Taxas de administração altas corroem o rendimento do fundo. Em geral, planos em que os recursos ficam alocados em renda fixa (com predominância de títulos do governo) devem cobrar taxas menores. Nos fundos multimercados ou de ações, as taxas são mais altas porque o gestor cobra pelo trabalho de escolher os melhores investimentos. Esses produtos também podem ter taxas de performance, em que o gestor cobra mais se tiver bom desempenho. Fuja dos planos que ainda cobram taxa de carregamento (para despesas de gestão).

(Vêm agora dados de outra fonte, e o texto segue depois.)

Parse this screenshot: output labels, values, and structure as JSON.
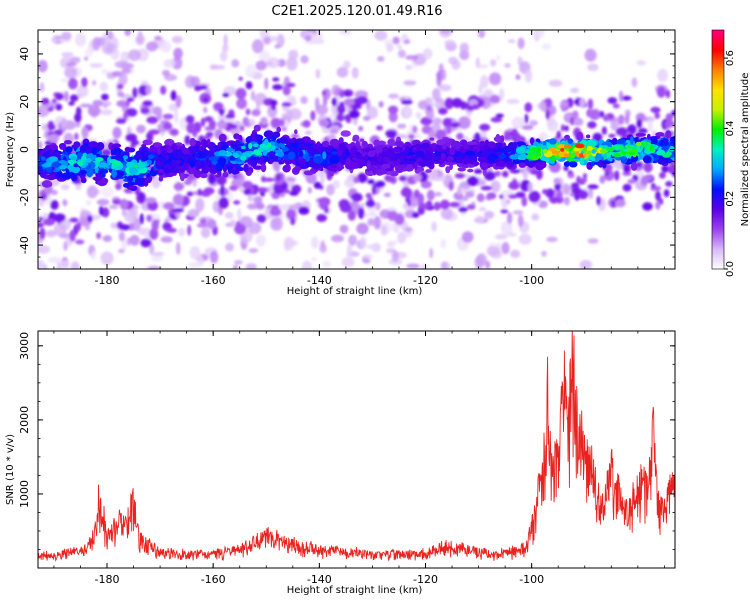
{
  "title": "C2E1.2025.120.01.49.R16",
  "colors": {
    "snr_line": "#e8231f",
    "spectrum_purple": "#b070f0",
    "frame": "#000000",
    "background": "#ffffff"
  },
  "chart_data": [
    {
      "type": "heatmap",
      "title": "C2E1.2025.120.01.49.R16",
      "xlabel": "Height of straight line (km)",
      "ylabel": "Frequency (Hz)",
      "xlim": [
        -193,
        -73
      ],
      "ylim": [
        -50,
        50
      ],
      "x_ticks": [
        -180,
        -160,
        -140,
        -120,
        -100
      ],
      "y_ticks": [
        -40,
        -20,
        0,
        20,
        40
      ],
      "colorbar": {
        "label": "Normalized spectral amplitude",
        "range": [
          0.0,
          0.68
        ],
        "ticks": [
          "0.0",
          "0.2",
          "0.4",
          "0.6"
        ],
        "tick_values": [
          0.0,
          0.2,
          0.4,
          0.6
        ],
        "colormap": [
          "#ffffff",
          "#d8b8f8",
          "#9a40f0",
          "#5a00e8",
          "#0010ff",
          "#00a8ff",
          "#00f0c0",
          "#00f000",
          "#c8f000",
          "#ffe000",
          "#ff8000",
          "#ff0000",
          "#ff0080"
        ]
      },
      "band_profile": {
        "note": "Dominant spectral band centred near 0 Hz across all heights; strongest amplitude near -100 to -80 km",
        "x": [
          -190,
          -185,
          -180,
          -175,
          -170,
          -165,
          -160,
          -155,
          -150,
          -145,
          -140,
          -135,
          -130,
          -125,
          -120,
          -115,
          -110,
          -105,
          -100,
          -95,
          -90,
          -85,
          -80,
          -75
        ],
        "center_hz": [
          -6,
          -5,
          -6,
          -8,
          -5,
          -4,
          -4,
          -2,
          1,
          -1,
          -3,
          -2,
          -4,
          -3,
          -2,
          -2,
          -2,
          -2,
          -1,
          -1,
          -1,
          -1,
          0,
          0
        ],
        "half_width_hz": [
          10,
          12,
          11,
          12,
          10,
          10,
          10,
          11,
          10,
          10,
          9,
          9,
          9,
          9,
          8,
          8,
          8,
          8,
          7,
          7,
          7,
          8,
          8,
          8
        ],
        "peak_amplitude": [
          0.3,
          0.38,
          0.34,
          0.4,
          0.26,
          0.24,
          0.3,
          0.34,
          0.36,
          0.28,
          0.3,
          0.22,
          0.2,
          0.22,
          0.24,
          0.22,
          0.24,
          0.26,
          0.4,
          0.64,
          0.6,
          0.42,
          0.46,
          0.38
        ]
      }
    },
    {
      "type": "line",
      "xlabel": "Height of straight line (km)",
      "ylabel": "SNR (10 * v/v)",
      "xlim": [
        -193,
        -73
      ],
      "ylim": [
        0,
        3200
      ],
      "x_ticks": [
        -180,
        -160,
        -140,
        -120,
        -100
      ],
      "y_ticks": [
        1000,
        2000,
        3000
      ],
      "series": [
        {
          "x": [
            -193,
            -190,
            -188,
            -186,
            -184,
            -182,
            -181.5,
            -180,
            -178,
            -176,
            -175,
            -174,
            -172,
            -170,
            -168,
            -165,
            -162,
            -160,
            -158,
            -156,
            -154,
            -152,
            -150,
            -148,
            -146,
            -144,
            -142,
            -140,
            -138,
            -136,
            -134,
            -132,
            -130,
            -128,
            -126,
            -124,
            -122,
            -120,
            -118,
            -116,
            -114,
            -112,
            -110,
            -108,
            -106,
            -104,
            -102,
            -101,
            -100,
            -99,
            -98,
            -97,
            -96,
            -95,
            -94,
            -93.5,
            -93,
            -92.5,
            -92,
            -91,
            -90,
            -89,
            -88,
            -87,
            -86,
            -85,
            -84,
            -83,
            -82,
            -81,
            -80,
            -79,
            -78,
            -77,
            -76,
            -75,
            -74,
            -73
          ],
          "y": [
            200,
            200,
            240,
            260,
            300,
            600,
            1150,
            500,
            700,
            820,
            1100,
            500,
            400,
            260,
            260,
            230,
            260,
            240,
            260,
            300,
            340,
            420,
            520,
            460,
            400,
            370,
            340,
            300,
            300,
            270,
            250,
            240,
            230,
            210,
            240,
            220,
            230,
            250,
            320,
            350,
            330,
            300,
            270,
            240,
            230,
            250,
            330,
            360,
            650,
            1150,
            1500,
            2600,
            1700,
            2000,
            2800,
            3200,
            2600,
            3000,
            2700,
            2100,
            1850,
            1600,
            1200,
            1000,
            1150,
            1550,
            1300,
            1200,
            900,
            1000,
            1250,
            1400,
            1200,
            2300,
            1000,
            900,
            1250,
            1500
          ]
        }
      ]
    }
  ]
}
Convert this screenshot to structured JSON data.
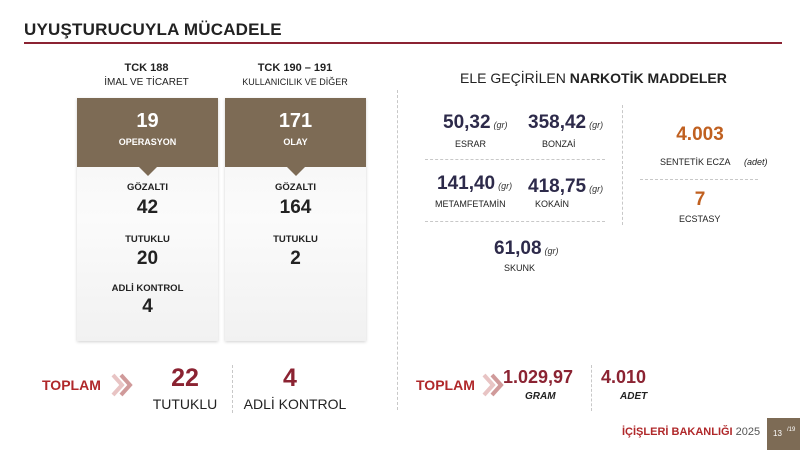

3 - Estratégia para a declaração do IR

Existem dois tipos de planos de previdência privada: o Vida Garantidor de Benefício Livre (VGBL) e o PGBL (Plano Garantidor de Benefício Livre). O VGBL não permite dedução fiscal dos aportes e é mais indicado para quem faz declaração de Imposto de Renda simplificada. Nessa modalidade, o IR no resgate incide apenas sobre a rentabilidade. Já o PGBL permite deduzir da base de cálculo do IR até o limite de 12% da renda bruta tributável na declaração completa. No resgate, o IR incide sobre o principal e o rendimento.

4 - Reputação da instituição escolhida

Bancos e seguradoras aparecem com mais solidez nessa avaliação porque os recursos aplicados em fundos de previdência farão parte dos ativos da instituição. Esses fundos não têm cobertura do Fundo Garantidor de Crédito (FGC), proteção oferecida a outros tipos de aplicação que permitem recuperar até R$ 250 mil caso a instituição quebre. Em geral, os investidores escolhem a previdência privada nos bancos em que têm conta, mas novas instituições podem ter taxas e rendimentos mais atraentes.